Sharing his thoughts on the same and speaking about how Bennett Coleman still remains a lesser known brand than its publications like the Times of India, Economic Times etc, Dhariwal said, “While TOI has consumer-connect and stands for a meaning for the users, Bennett Coleman does not really have that direct connect. Thus, we decided to find this as a common DNA that runs through the group –correctly called as the Times Group, since Times is the best known brand of the parent company, by both our consumers and advertisers. Thus, leveraging that phenomenon, we have aptly chosen to name our other ventures as Times OOH, Times Internet, Times Education, etc so as to build and strengthen the connect ‘brand Times’ has, and not haring the business at Bennett and Coleman. However, all the outfits under the Bennett & Coleman umbrella reflect what the parent company stands for – credibility, trust-worthy, clarity in ideology, liberty to practice business traits etc, understand consumer needs and cater to them etc. Thus, I believe that while we have been able to build such an illustrious journey for company, a lot of credit may go to brand – Times than what corporate brand Bennett & Coleman would have done in this time frame”. 
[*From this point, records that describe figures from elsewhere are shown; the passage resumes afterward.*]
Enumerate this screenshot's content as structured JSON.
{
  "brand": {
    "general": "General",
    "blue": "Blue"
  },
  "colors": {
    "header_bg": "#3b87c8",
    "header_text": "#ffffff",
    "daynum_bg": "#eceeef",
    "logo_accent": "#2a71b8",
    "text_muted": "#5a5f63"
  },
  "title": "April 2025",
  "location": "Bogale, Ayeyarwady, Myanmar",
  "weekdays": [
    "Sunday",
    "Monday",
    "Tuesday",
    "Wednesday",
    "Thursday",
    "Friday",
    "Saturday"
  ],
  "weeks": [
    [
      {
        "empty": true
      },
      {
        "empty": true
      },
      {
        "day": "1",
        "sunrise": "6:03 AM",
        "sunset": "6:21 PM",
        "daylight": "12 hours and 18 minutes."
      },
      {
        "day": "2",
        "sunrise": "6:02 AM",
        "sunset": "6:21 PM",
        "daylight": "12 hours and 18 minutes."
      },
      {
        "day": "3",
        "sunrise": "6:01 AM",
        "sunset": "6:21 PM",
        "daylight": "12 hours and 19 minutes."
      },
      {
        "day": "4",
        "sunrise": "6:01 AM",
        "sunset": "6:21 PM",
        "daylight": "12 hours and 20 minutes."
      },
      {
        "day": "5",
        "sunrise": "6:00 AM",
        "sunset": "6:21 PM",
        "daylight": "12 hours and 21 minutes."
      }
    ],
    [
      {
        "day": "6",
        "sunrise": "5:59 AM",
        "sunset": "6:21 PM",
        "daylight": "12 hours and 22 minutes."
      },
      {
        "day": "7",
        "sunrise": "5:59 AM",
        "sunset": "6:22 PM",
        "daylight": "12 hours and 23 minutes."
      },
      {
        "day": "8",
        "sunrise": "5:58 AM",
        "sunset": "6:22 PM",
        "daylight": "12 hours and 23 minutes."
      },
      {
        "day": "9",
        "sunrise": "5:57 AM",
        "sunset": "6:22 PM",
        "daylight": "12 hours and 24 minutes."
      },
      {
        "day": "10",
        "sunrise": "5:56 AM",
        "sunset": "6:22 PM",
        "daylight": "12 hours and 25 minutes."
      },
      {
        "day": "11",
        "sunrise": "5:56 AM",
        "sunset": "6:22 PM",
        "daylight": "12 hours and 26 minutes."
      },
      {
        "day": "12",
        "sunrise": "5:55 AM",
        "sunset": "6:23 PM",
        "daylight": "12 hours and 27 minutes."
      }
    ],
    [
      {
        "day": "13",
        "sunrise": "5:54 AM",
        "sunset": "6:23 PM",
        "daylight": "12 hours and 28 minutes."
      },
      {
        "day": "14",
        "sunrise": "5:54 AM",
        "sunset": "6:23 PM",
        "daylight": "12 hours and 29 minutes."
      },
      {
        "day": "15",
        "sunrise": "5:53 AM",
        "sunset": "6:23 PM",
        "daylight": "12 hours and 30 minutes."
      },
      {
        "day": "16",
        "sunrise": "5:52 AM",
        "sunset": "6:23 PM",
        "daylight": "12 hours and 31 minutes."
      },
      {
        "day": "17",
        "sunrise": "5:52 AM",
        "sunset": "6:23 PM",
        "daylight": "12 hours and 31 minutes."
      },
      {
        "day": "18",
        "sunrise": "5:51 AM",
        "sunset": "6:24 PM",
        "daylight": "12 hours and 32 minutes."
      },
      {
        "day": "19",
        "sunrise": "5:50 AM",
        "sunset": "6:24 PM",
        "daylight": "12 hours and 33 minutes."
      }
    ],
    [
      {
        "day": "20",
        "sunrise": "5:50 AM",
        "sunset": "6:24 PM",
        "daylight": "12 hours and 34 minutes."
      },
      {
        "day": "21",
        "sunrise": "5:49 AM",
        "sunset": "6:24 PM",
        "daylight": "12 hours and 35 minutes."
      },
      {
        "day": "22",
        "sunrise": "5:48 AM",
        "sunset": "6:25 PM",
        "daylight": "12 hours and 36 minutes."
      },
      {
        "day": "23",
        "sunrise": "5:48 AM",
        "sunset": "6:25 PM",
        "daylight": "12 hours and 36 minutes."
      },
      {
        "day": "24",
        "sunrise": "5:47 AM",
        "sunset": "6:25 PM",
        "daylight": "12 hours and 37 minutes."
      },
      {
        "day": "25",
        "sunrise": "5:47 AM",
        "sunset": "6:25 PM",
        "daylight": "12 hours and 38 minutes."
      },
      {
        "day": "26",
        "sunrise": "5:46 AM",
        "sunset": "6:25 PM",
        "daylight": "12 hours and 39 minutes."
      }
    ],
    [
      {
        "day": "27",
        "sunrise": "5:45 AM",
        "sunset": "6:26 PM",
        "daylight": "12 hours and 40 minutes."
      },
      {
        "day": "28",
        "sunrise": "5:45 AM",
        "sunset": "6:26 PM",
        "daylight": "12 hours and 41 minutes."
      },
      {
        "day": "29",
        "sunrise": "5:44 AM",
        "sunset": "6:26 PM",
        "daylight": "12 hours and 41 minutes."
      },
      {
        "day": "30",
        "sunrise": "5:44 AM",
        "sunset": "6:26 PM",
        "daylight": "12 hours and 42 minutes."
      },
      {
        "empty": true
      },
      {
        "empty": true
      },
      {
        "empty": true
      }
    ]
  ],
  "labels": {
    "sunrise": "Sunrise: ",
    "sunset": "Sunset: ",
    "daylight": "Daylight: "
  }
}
Thomas added another dimension to the discussion by elaborating on how branding ensures better value for the company through better demand from customers as well as better sourcing from suppliers and how in India the majority still perceives branding to be a largely FMCG concept.          

The discussion took some twists and turns with some interesting questions from the audience as well and some condensed answers from the panellists. The hobnobbing continued long after the panel discussion ended.

Chlorophyll even awarded its long-time team members with some light-hearted awards.